Another recap of a week’s worth of links, news, and discussion around technical leadership and technology; as usual, follow me of Linkedin if you want to receive a notification when I share a new link.
What I have been writing
How your delivery pipeline will become your next big legacy-code challenge got me thinking: is the code we develop in our CI/CD pipelines of the same quality of our applications code? My experience tells me that no, it’s not even close.
I can think of many excuses for that (“infrastructure is hard”, “lack of skills”, “need to get this done quickly as it’s blocking the delivery”, “tools are mostly broken anyway”, “still better than writing everything in bash”), but the truth is that there’s no excuse for that. Even worse, if, as I keep repeating like a broken record, many of the open-source/commercial tools we use in our CI/CD pipelines are heavy, overcomplicated, buggy and ill-designed, having spaghetti-coded pipelines will prevent us to migrate to better ones when they become available.
Unfortunately, there’s no standard allowing CI/CD portability (there is a CD Foundation, but I’m not sure of its practical goals yet); however, I think there are some general principles we can follow to make sure our pipelines are better designed and easily portable to a wide array of tools.
I’d like to talk about it in more details in a future post, but these some of the ideas I’ve come up so far
- the CI/CD orchestration (think: Jenkins, TeamCity, GoCD, Concourse, …) tool should deal exclusively with the orchestration of tasks (stages) — it’s in practice a simple workflow engine (let’s call it pipeline orchestrator in the following)
- the actual implementation of these tasks (build, test, packaging, deployments, …) is not a part of the pipeline orchestrator but delegated to specific tools/technologies. These are external tools, not orchestrator plugins
- pipeline definitions are completely in code; the UI of the pipeline orchestrator is read-only. A seed job will populate the pipeline orchestrator with the pipeline definitions
- the setup of the pipeline orchestrator is also only in code
- password, secrets, credentials needed by tasks are stored in external, specialized tools
- tasks are executed in containers by default
- results of task processing are stored externally to the pipeline orchestrator
- dumb pipelines, strong scripts: as the pipeline orchestrator is just a workflow engine, develop powerful and portable scripts (in Python or Go for example) to perform complex logic within tasks
- mandatory versioning: every single component of your CI/CD pipeline must be versioned and referred to (invoked to) always with name and version (pipeline orchestrator, pipeline code, tasks, scripts, secrets, configurations, …)
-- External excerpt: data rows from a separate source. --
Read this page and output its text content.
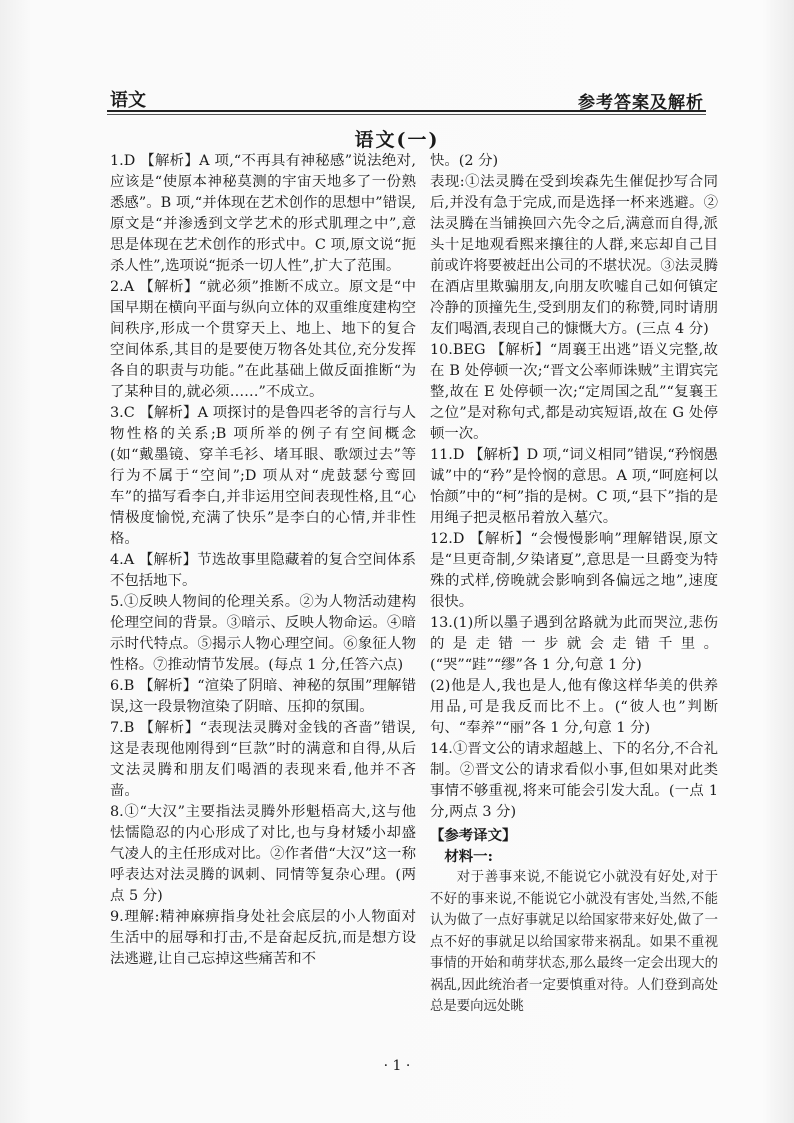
语文	参考答案及解析
语文(一)

1.D 【解析】A 项,“不再具有神秘感”说法绝对,应该是“使原本神秘莫测的宇宙天地多了一份熟悉感”。B 项,“并体现在艺术创作的思想中”错误,原文是“并渗透到文学艺术的形式肌理之中”,意思是体现在艺术创作的形式中。C 项,原文说“扼杀人性”,选项说“扼杀一切人性”,扩大了范围。

2.A 【解析】“就必须”推断不成立。原文是“中国早期在横向平面与纵向立体的双重维度建构空间秩序,形成一个贯穿天上、地上、地下的复合空间体系,其目的是要使万物各处其位,充分发挥各自的职责与功能。”在此基础上做反面推断“为了某种目的,就必须……”不成立。

3.C 【解析】A 项探讨的是鲁四老爷的言行与人物性格的关系;B 项所举的例子有空间概念(如“戴墨镜、穿羊毛衫、堵耳眼、歌颂过去”等行为不属于“空间”;D 项从对“虎鼓瑟兮鸾回车”的描写看李白,并非运用空间表现性格,且“心情极度愉悦,充满了快乐”是李白的心情,并非性格。

4.A 【解析】节选故事里隐藏着的复合空间体系不包括地下。

5.①反映人物间的伦理关系。②为人物活动建构伦理空间的背景。③暗示、反映人物命运。④暗示时代特点。⑤揭示人物心理空间。⑥象征人物性格。⑦推动情节发展。(每点 1 分,任答六点)

6.B 【解析】“渲染了阴暗、神秘的氛围”理解错误,这一段景物渲染了阴暗、压抑的氛围。

7.B 【解析】“表现法灵腾对金钱的吝啬”错误,这是表现他刚得到“巨款”时的满意和自得,从后文法灵腾和朋友们喝酒的表现来看,他并不吝啬。

8.①“大汉”主要指法灵腾外形魁梧高大,这与他怯懦隐忍的内心形成了对比,也与身材矮小却盛气凌人的主任形成对比。②作者借“大汉”这一称呼表达对法灵腾的讽刺、同情等复杂心理。(两点 5 分)

9.理解:精神麻痹指身处社会底层的小人物面对生活中的屈辱和打击,不是奋起反抗,而是想方设法逃避,让自己忘掉这些痛苦和不

快。(2 分)

表现:①法灵腾在受到埃森先生催促抄写合同后,并没有急于完成,而是选择一杯来逃避。②法灵腾在当铺换回六先令之后,满意而自得,派头十足地观看熙来攘往的人群,来忘却自己目前或许将要被赶出公司的不堪状况。③法灵腾在酒店里欺骗朋友,向朋友吹嘘自己如何镇定冷静的顶撞先生,受到朋友们的称赞,同时请朋友们喝酒,表现自己的慷慨大方。(三点 4 分)

10.BEG 【解析】“周襄王出逃”语义完整,故在 B 处停顿一次;“晋文公率师诛贼”主谓宾完整,故在 E 处停顿一次;“定周国之乱”“复襄王之位”是对称句式,都是动宾短语,故在 G 处停顿一次。

11.D 【解析】D 项,“词义相同”错误,“矜悯愚诚”中的“矜”是怜悯的意思。A 项,“呵庭柯以怡颜”中的“柯”指的是树。C 项,“县下”指的是用绳子把灵柩吊着放入墓穴。

12.D 【解析】“会慢慢影响”理解错误,原文是“旦更奇制,夕染诸夏”,意思是一旦爵变为特殊的式样,傍晚就会影响到各偏远之地”,速度很快。

13.(1)所以墨子遇到岔路就为此而哭泣,悲伤的是走错一步就会走错千里。(“哭”“跬”“缪”各 1 分,句意 1 分)

(2)他是人,我也是人,他有像这样华美的供养用品,可是我反而比不上。(“彼人也”判断句、“奉养”“丽”各 1 分,句意 1 分)

14.①晋文公的请求超越上、下的名分,不合礼制。②晋文公的请求看似小事,但如果对此类事情不够重视,将来可能会引发大乱。(一点 1 分,两点 3 分)

【参考译文】

材料一:

对于善事来说,不能说它小就没有好处,对于不好的事来说,不能说它小就没有害处,当然,不能认为做了一点好事就足以给国家带来好处,做了一点不好的事就足以给国家带来祸乱。如果不重视事情的开始和萌芽状态,那么最终一定会出现大的祸乱,因此统治者一定要慎重对待。人们登到高处总是要向远处眺

· 1 ·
As I’m writing this, what emerges is the overarching goal of defining precise boundaries and limited responsibilities for different parts of it, a sort of Unix philosophy for CI/CD. With that in place, changing part of it, or the whole orchestrator, will be a limited and less scary work.
What do you think?
Topics I talked about this week
I started the week with a contrarian article on the monoliths vs microservices debate: 3 Reasons to build Monolithic Systems, which comes with an even bigger list of similar articles cited in the comments. I’m not convinced: I wouldn’t want a monolith for anything rather than a throw-away project. I might compromise for something like the microliths Starling Bank has mentioned in recent presentations.
Another controversy: What’s all the buzz about the Monorepo? According to the article, its advantages are
- Help enforcing standards across projects
- Decrease effort of maintaining shared libraries
- Easier integrated end to end testing
I’m having none of that. I can only see how hard and hacky will be your versioning and dependency management systems, for no real advantage. Am I missing anything?
Three more articles on serverless. The best one is the Journey to Serverless at Comic Relief. A very detailed story of their migration from PHP to serverless, with tons of links to other articles and tools used. Efficient APIs with GraphQL and Serverless talks about its combination with GraphQL, while Mitigating serverless lock-in fears makes some interesting points about the fear of lock-in, and how it should always be weighed against the productivity and time-to-market gains given by vendor tools.
Scaling Engineering Teams via Writing Things Down and Sharing — aka RFCs: another article about adopting RFCs (Request for Comments) as a company tool. I’ve been asked whether RFCs are agile tools or the opposite of it; an interesting question! Like any tool, I suppose they can be used in agile contexts or as part of super-bureaucratic processes; arguably, some of the original RFCs have been used while designing-by-committee specifications, but that doesn’t need to be the case. In my mind, and in the way I apply them, they are a very lean way to propose new ideas and discuss them in an asynchronous way, which suits the distributed nature of modern organizations.
I love technology history articles, and I loved What Really Happened with Vista: An Insider’s Retrospective. Organizational dysfunctions, politics, lack of continuous integration make their appearance as the usual suspects.